(This post is the second half of the problem from: How to apply loess.smoothing to both plot and then extract points?)
I have plotted loess smoothing to a scatterplot (i.e. between two quantitative variables). I would like to extract only the data points in the scatterplot that are above that smoothing line.
For instance, if this is my scatterplot:
qplot(mpg, cyl, data=mtcars)
I can plot the smoother as:
qplot(hp,wt,data=mtcars) + stat_smooth(method="loess")
Now, I want to extract only the data points that are above the smoother. I have played with code provided in (Method to extract stat_smooth line fit):
model <- loess(wt ~ hp, data=mtcars)
xrange <- range(mtcars$hp)
xseq <- seq(from=xrange[1], to=xrange[2], length=80)
pred <- predict(model, newdata = data.frame(hp = xseq), se=TRUE)
y = pred$fit
ci <- pred$se.fit * qt(0.95 / 2 + .5, pred$df)
ymin = y - ci
ymax = y + ci
loess.DF <- data.frame(x = xseq, y, ymin, ymax, se = pred$se.fit)
This results in a data frame loess.DF of 80 rows and 5 columns.
I know now that I must apply a function to go through each row of the original mtcars data frame, and interpolate for each x-value (hp) its closest predicted loess y-value (wt). My only idea to accomplish this interpolation is to use a linear interpolation similar to (http://www.ajdesigner.com/phpinterpolation/linear_interpolation_equation.php). After that, I would simply compare the y-value in mtcars with the interpolated predicted loess y-value. If the y-value in mtcars is larger than the predicted loess y-value, then I keep that original data point; else, I remove it.
I started to code this, but realize that I cannot do so in an efficient way. One problem is that my (real) data set (which isn't mtcars) is very large (~40,000 rows): First, to do the linear interpolation, I need to find the two x values in the loess fit that are closest to the original x value in my data set (if there isn't exactly one perfect match), and I do not know how to do that efficiently without searching through increasing loess x-values.
How is an efficient way to approach this, for example, testing it out first on the mtcars data set? Thank you.
You have this automatically as the residuals
list component returned by loess
:
> str(model)
List of 17
$ n : int 32
$ fitted : num [1:32] 2.83 2.83 2.57 2.83 3.74 ...
$ residuals: Named num [1:32] -0.2133 0.0417 -0.2477 0.3817 -0.2997 ...
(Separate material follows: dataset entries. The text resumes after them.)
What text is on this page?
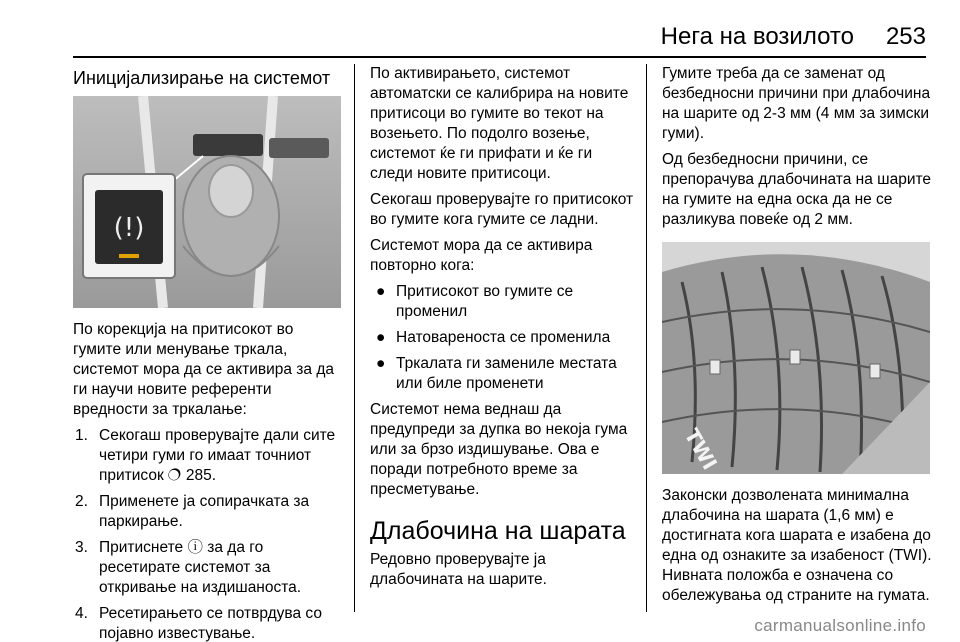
Нега на возилото 253
Иницијализирање на системот
(!)

По корекција на притисокот во гумите или менување тркала, системот мора да се активира за да ги научи новите референти вредности за тркалање:

1. Секогаш проверувајте дали сите четири гуми го имаат точниот притисок 🔿 285.
2. Применете ја сопирачката за паркирање.
3. Притиснете ⓘ за да го ресетирате системот за откривање на издишаноста.
4. Ресетирањето се потврдува со појавно известување.

По активирањето, системот автоматски се калибрира на новите притисоци во гумите во текот на возењето. По подолго возење, системот ќе ги прифати и ќе ги следи новите притисоци.

Секогаш проверувајте го притисокот во гумите кога гумите се ладни.

Системот мора да се активира повторно кога:

● Притисокот во гумите се променил
● Натовареноста се променила
● Тркалата ги замениле местата или биле променети

Системот нема веднаш да предупреди за дупка во некоја гума или за брзо издишување. Ова е поради потребното време за пресметување.

Длабочина на шарата

Редовно проверувајте ја длабочината на шарите.

Гумите треба да се заменат од безбедносни причини при длабочина на шарите од 2-3 мм (4 мм за зимски гуми).

Од безбедносни причини, се препорачува длабочината на шарите на гумите на една оска да не се разликува повеќе од 2 мм.

TWI

Законски дозволената минимална длабочина на шарата (1,6 мм) е достигната кога шарата е изабена до една од ознаките за изабеност (TWI). Нивната положба е означена со обележувања од страните на гумата.

carmanualsonline.info
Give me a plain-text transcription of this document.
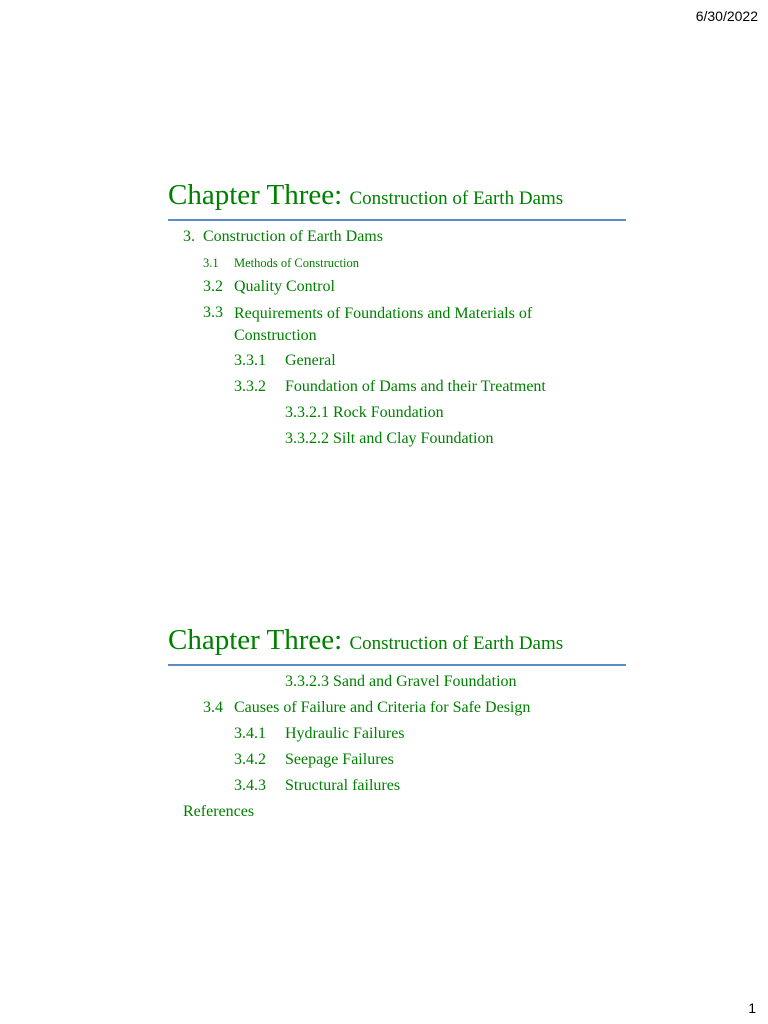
6/30/2022
Chapter Three: Construction of Earth Dams
3. Construction of Earth Dams
3.1 Methods of Construction
3.2 Quality Control
3.3 Requirements of Foundations and Materials of Construction
3.3.1 General
3.3.2 Foundation of Dams and their Treatment
3.3.2.1 Rock Foundation
3.3.2.2 Silt and Clay Foundation
Chapter Three: Construction of Earth Dams
3.3.2.3 Sand and Gravel Foundation
3.4 Causes of Failure and Criteria for Safe Design
3.4.1 Hydraulic Failures
3.4.2 Seepage Failures
3.4.3 Structural failures
References
1
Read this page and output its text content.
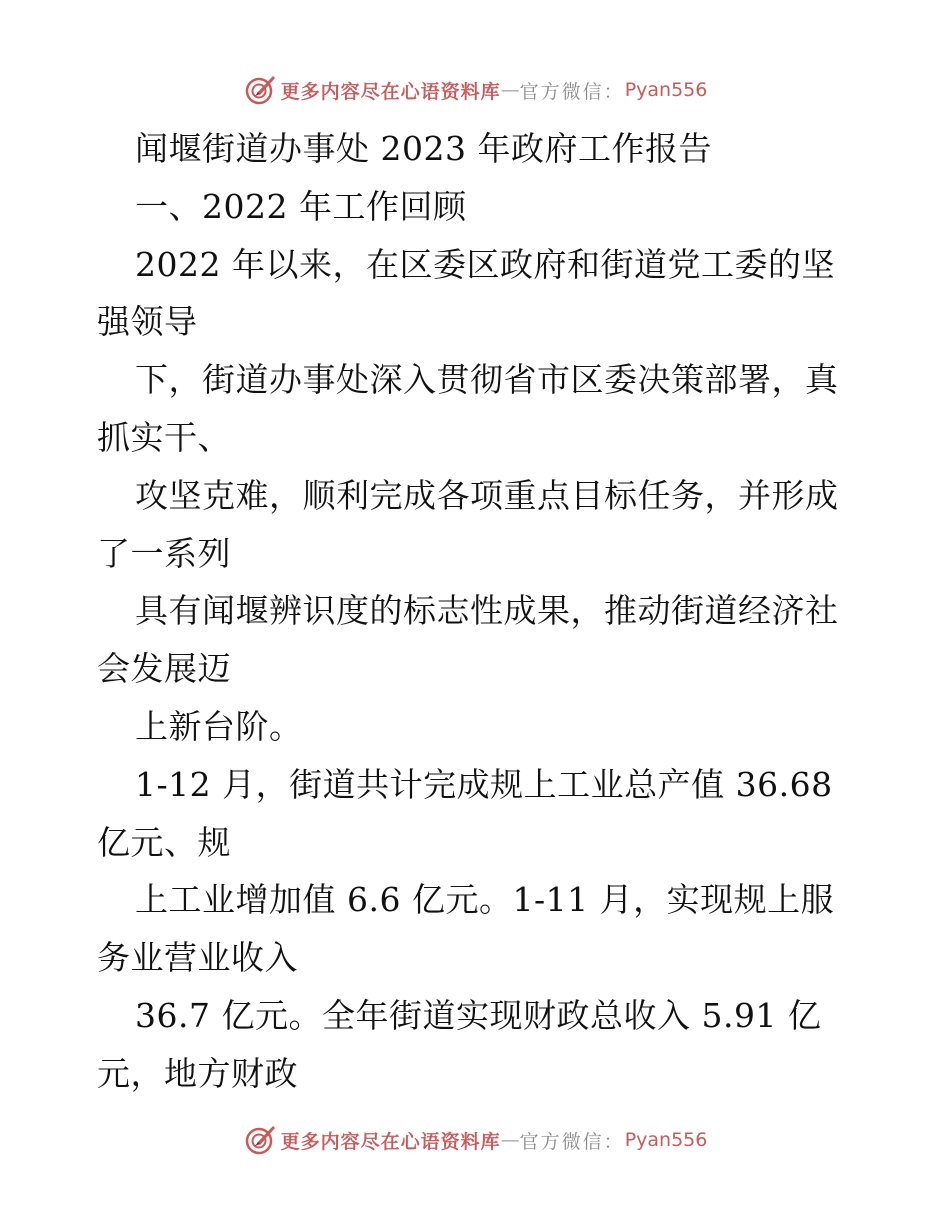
更多内容尽在心语资料库 — 官方微信： Pyan556
闻堰街道办事处 2023 年政府工作报告
一、2022 年工作回顾
2022 年以来，在区委区政府和街道党工委的坚
强领导
下，街道办事处深入贯彻省市区委决策部署，真
抓实干、
攻坚克难，顺利完成各项重点目标任务，并形成
了一系列
具有闻堰辨识度的标志性成果，推动街道经济社
会发展迈
上新台阶。
1-12 月，街道共计完成规上工业总产值 36.68
亿元、规
上工业增加值 6.6 亿元。1-11 月，实现规上服
务业营业收入
36.7 亿元。全年街道实现财政总收入 5.91 亿
元，地方财政
更多内容尽在心语资料库 — 官方微信： Pyan556
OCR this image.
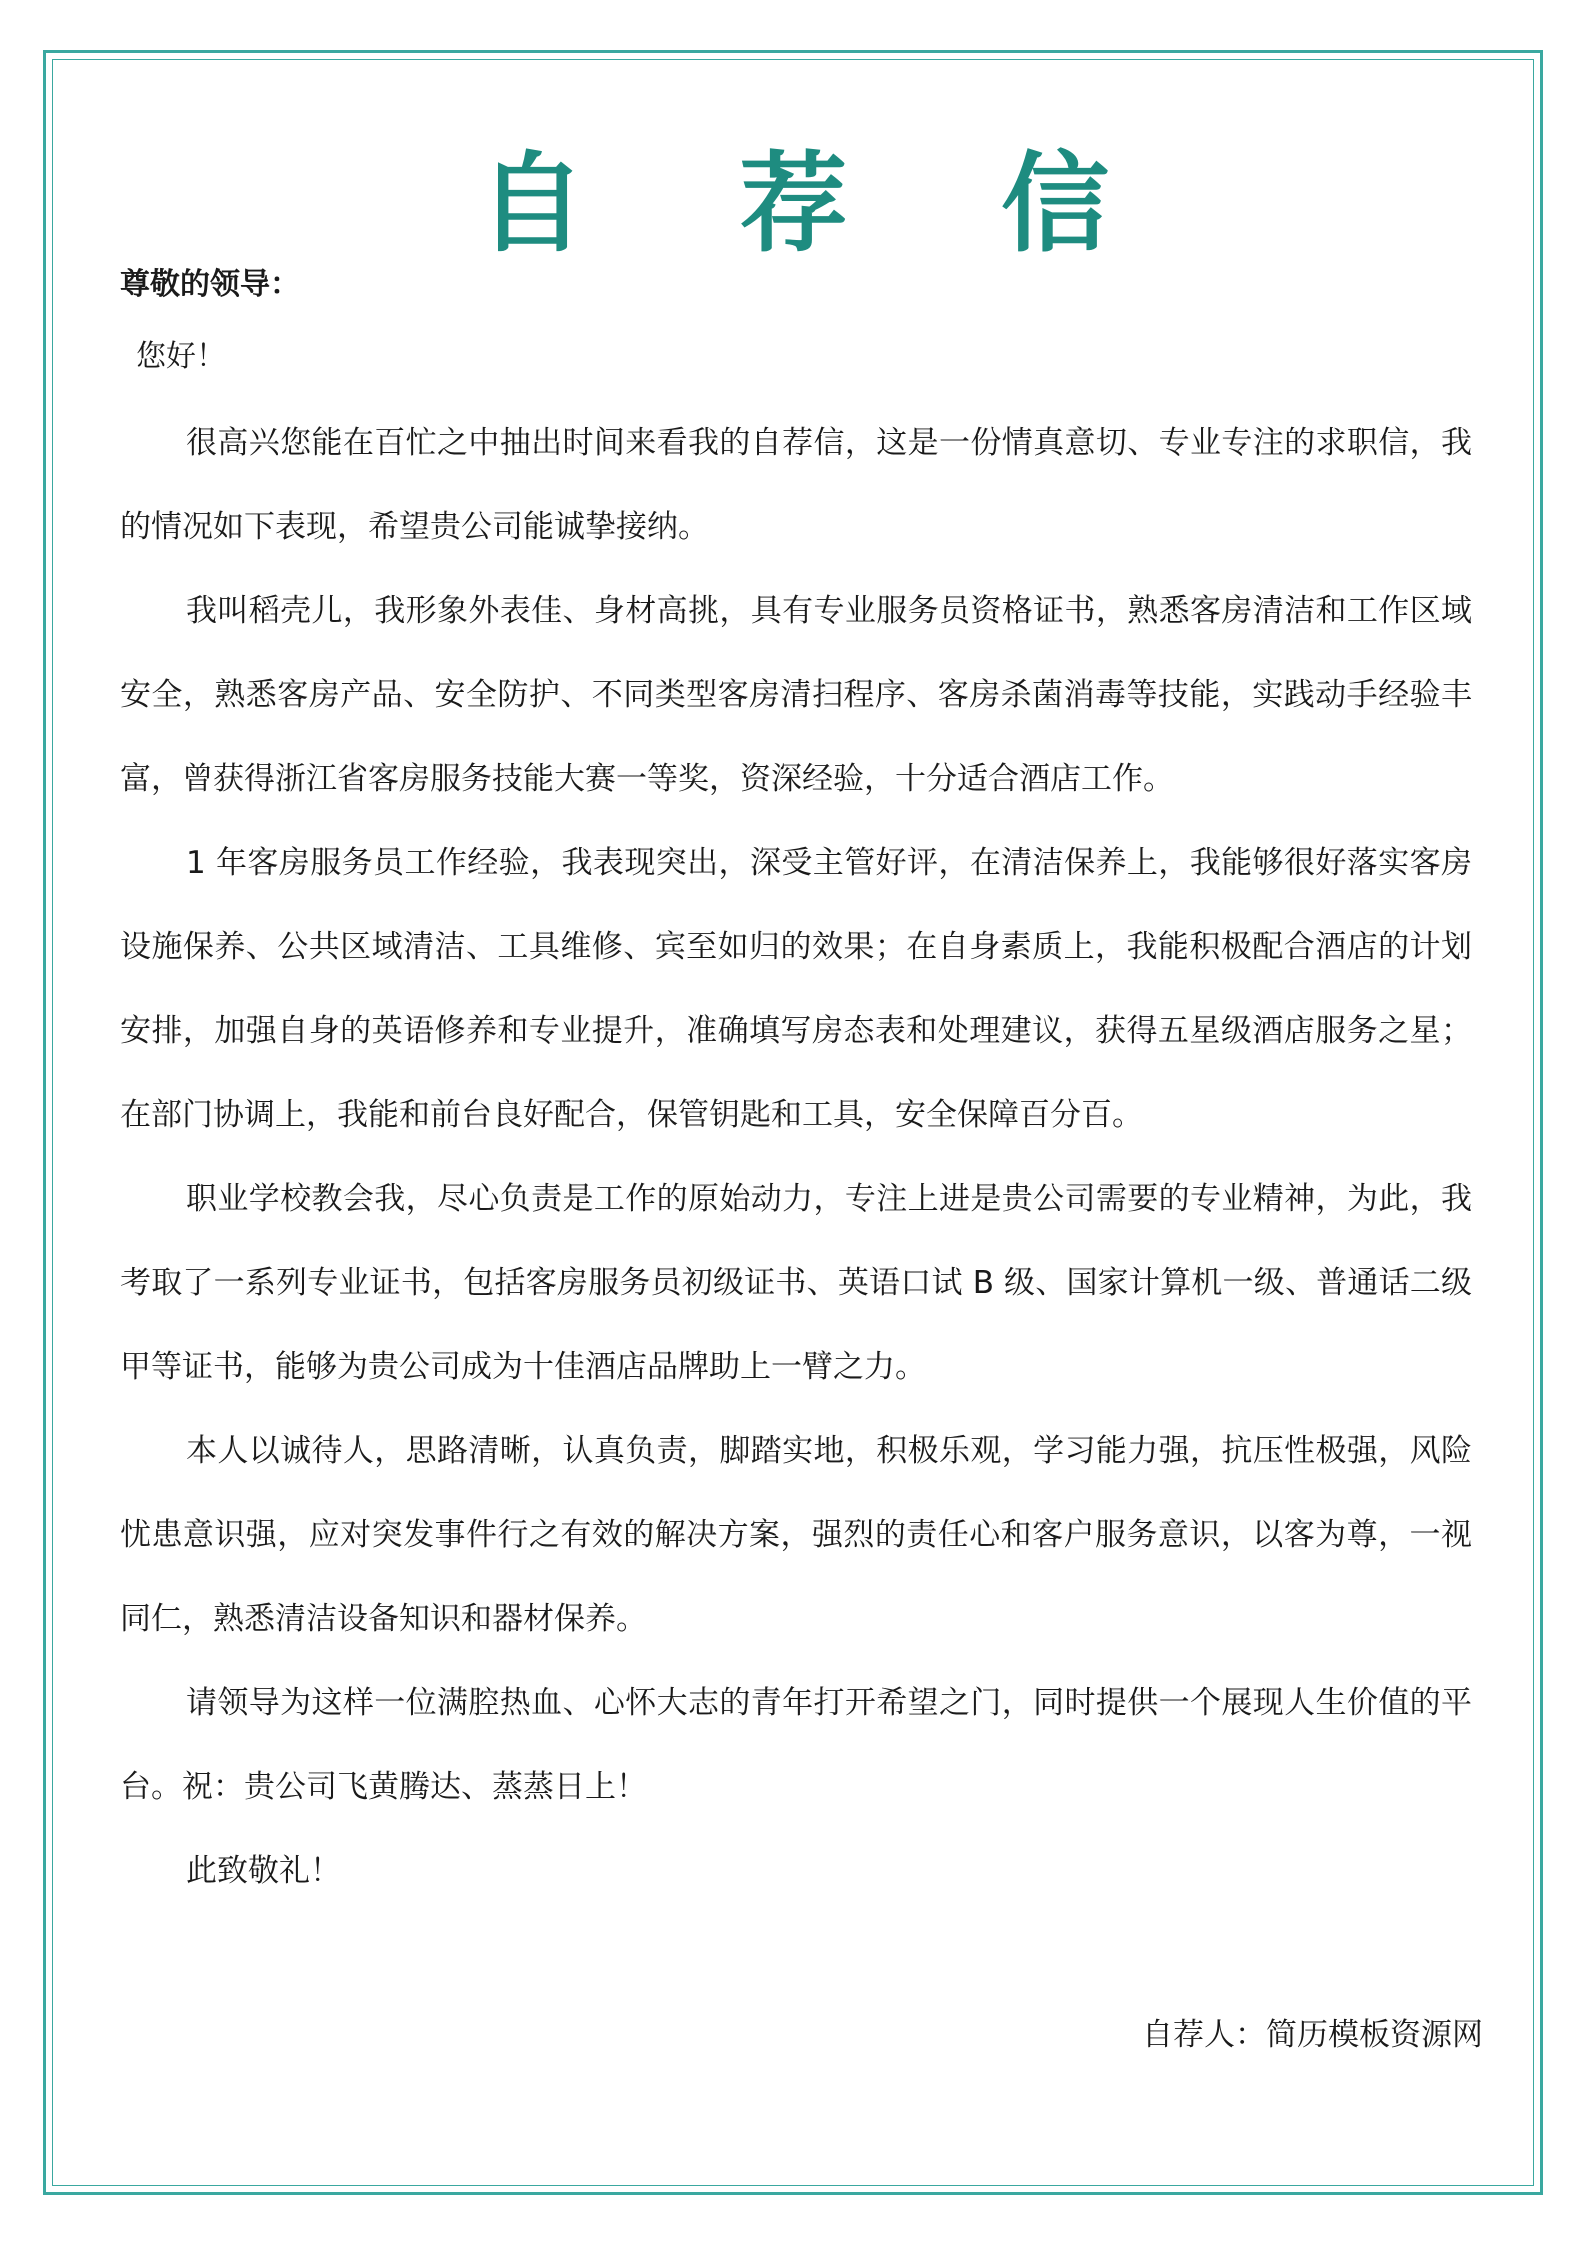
自 荐 信

尊敬的领导：

您好！

很高兴您能在百忙之中抽出时间来看我的自荐信，这是一份情真意切、专业专注的求职信，我的情况如下表现，希望贵公司能诚挚接纳。

我叫稻壳儿，我形象外表佳、身材高挑，具有专业服务员资格证书，熟悉客房清洁和工作区域安全，熟悉客房产品、安全防护、不同类型客房清扫程序、客房杀菌消毒等技能，实践动手经验丰富，曾获得浙江省客房服务技能大赛一等奖，资深经验，十分适合酒店工作。

1 年客房服务员工作经验，我表现突出，深受主管好评，在清洁保养上，我能够很好落实客房设施保养、公共区域清洁、工具维修、宾至如归的效果；在自身素质上，我能积极配合酒店的计划安排，加强自身的英语修养和专业提升，准确填写房态表和处理建议，获得五星级酒店服务之星；在部门协调上，我能和前台良好配合，保管钥匙和工具，安全保障百分百。

职业学校教会我，尽心负责是工作的原始动力，专注上进是贵公司需要的专业精神，为此，我考取了一系列专业证书，包括客房服务员初级证书、英语口试 B 级、国家计算机一级、普通话二级甲等证书，能够为贵公司成为十佳酒店品牌助上一臂之力。

本人以诚待人，思路清晰，认真负责，脚踏实地，积极乐观，学习能力强，抗压性极强，风险忧患意识强，应对突发事件行之有效的解决方案，强烈的责任心和客户服务意识，以客为尊，一视同仁，熟悉清洁设备知识和器材保养。

请领导为这样一位满腔热血、心怀大志的青年打开希望之门，同时提供一个展现人生价值的平台。祝：贵公司飞黄腾达、蒸蒸日上！

此致敬礼！

自荐人：简历模板资源网
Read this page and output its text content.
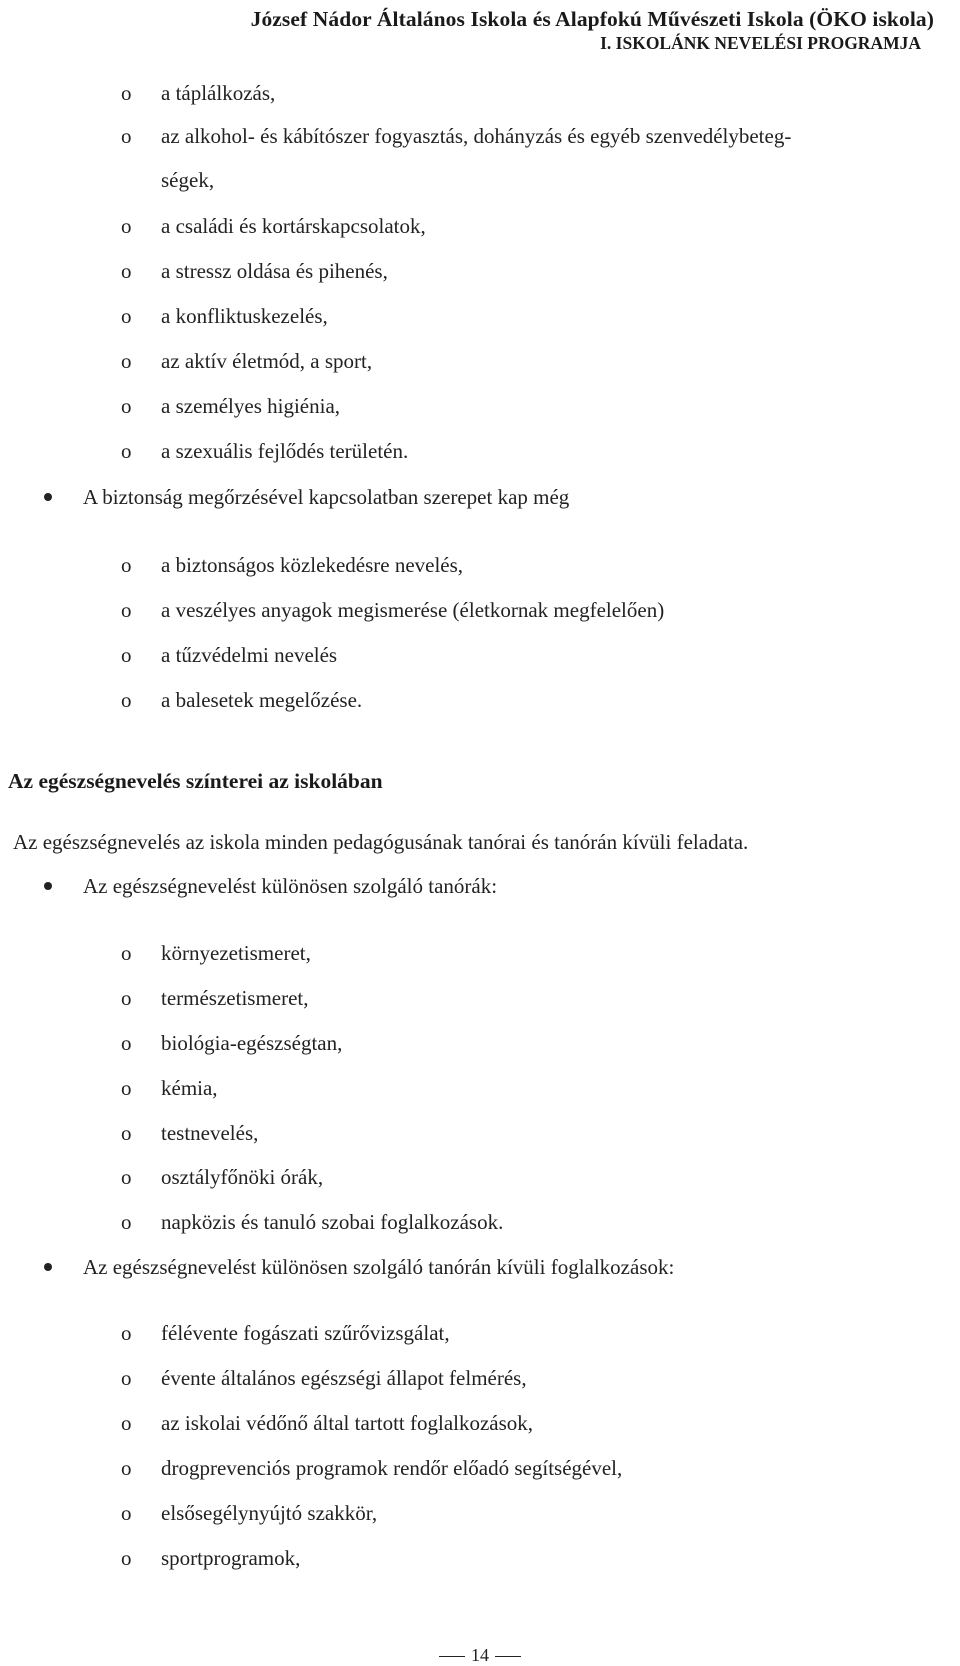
József Nádor Általános Iskola és Alapfokú Művészeti Iskola (ÖKO iskola)
I. ISKOLÁNK NEVELÉSI PROGRAMJA
o	a táplálkozás,
o	az alkohol- és kábítószer fogyasztás, dohányzás és egyéb szenvedélybeteg-
ségek,
o	a családi és kortárskapcsolatok,
o	a stressz oldása és pihenés,
o	a konfliktuskezelés,
o	az aktív életmód, a sport,
o	a személyes higiénia,
o	a szexuális fejlődés területén.
A biztonság megőrzésével kapcsolatban szerepet kap még
o	a biztonságos közlekedésre nevelés,
o	a veszélyes anyagok megismerése (életkornak megfelelően)
o	a tűzvédelmi nevelés
o	a balesetek megelőzése.
Az egészségnevelés színterei az iskolában
Az egészségnevelés az iskola minden pedagógusának tanórai és tanórán kívüli feladata.
Az egészségnevelést különösen szolgáló tanórák:
o	környezetismeret,
o	természetismeret,
o	biológia-egészségtan,
o	kémia,
o	testnevelés,
o	osztályfőnöki órák,
o	napközis és tanuló szobai foglalkozások.
Az egészségnevelést különösen szolgáló tanórán kívüli foglalkozások:
o	félévente fogászati szűrővizsgálat,
o	évente általános egészségi állapot felmérés,
o	az iskolai védőnő által tartott foglalkozások,
o	drogprevenciós programok rendőr előadó segítségével,
o	elsősegélynyújtó szakkör,
o	sportprogramok,
14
..- attr(*, "names")= chr [1:32] "Mazda RX4" "Mazda RX4 Wag" "Datsun 710" "Hornet 4 Drive" ...
$ enp : num 4.94
$ s : num 0.655
$ one.delta: num 26.1
$ two.delta: num 25.8
$ trace.hat: num 5.43
$ divisor : num 1
...
If you do: model$residuals
, positive values are above the line and negative lines are below:
> which(sign(model$residuals) == 1)
Mazda RX4 Wag Hornet 4 Drive Valiant Merc 240D Merc 230 Merc 280
2 4 6 8 9 10
Merc 280C Merc 450SE Cadillac Fleetwood Lincoln Continental Chrysler Imperial Fiat 128
11 12 15 16 17 18
Dodge Challenger AMC Javelin Pontiac Firebird Maserati Bora
22 23 25 31
The above result is all points from the original data that are above the LOESS curve.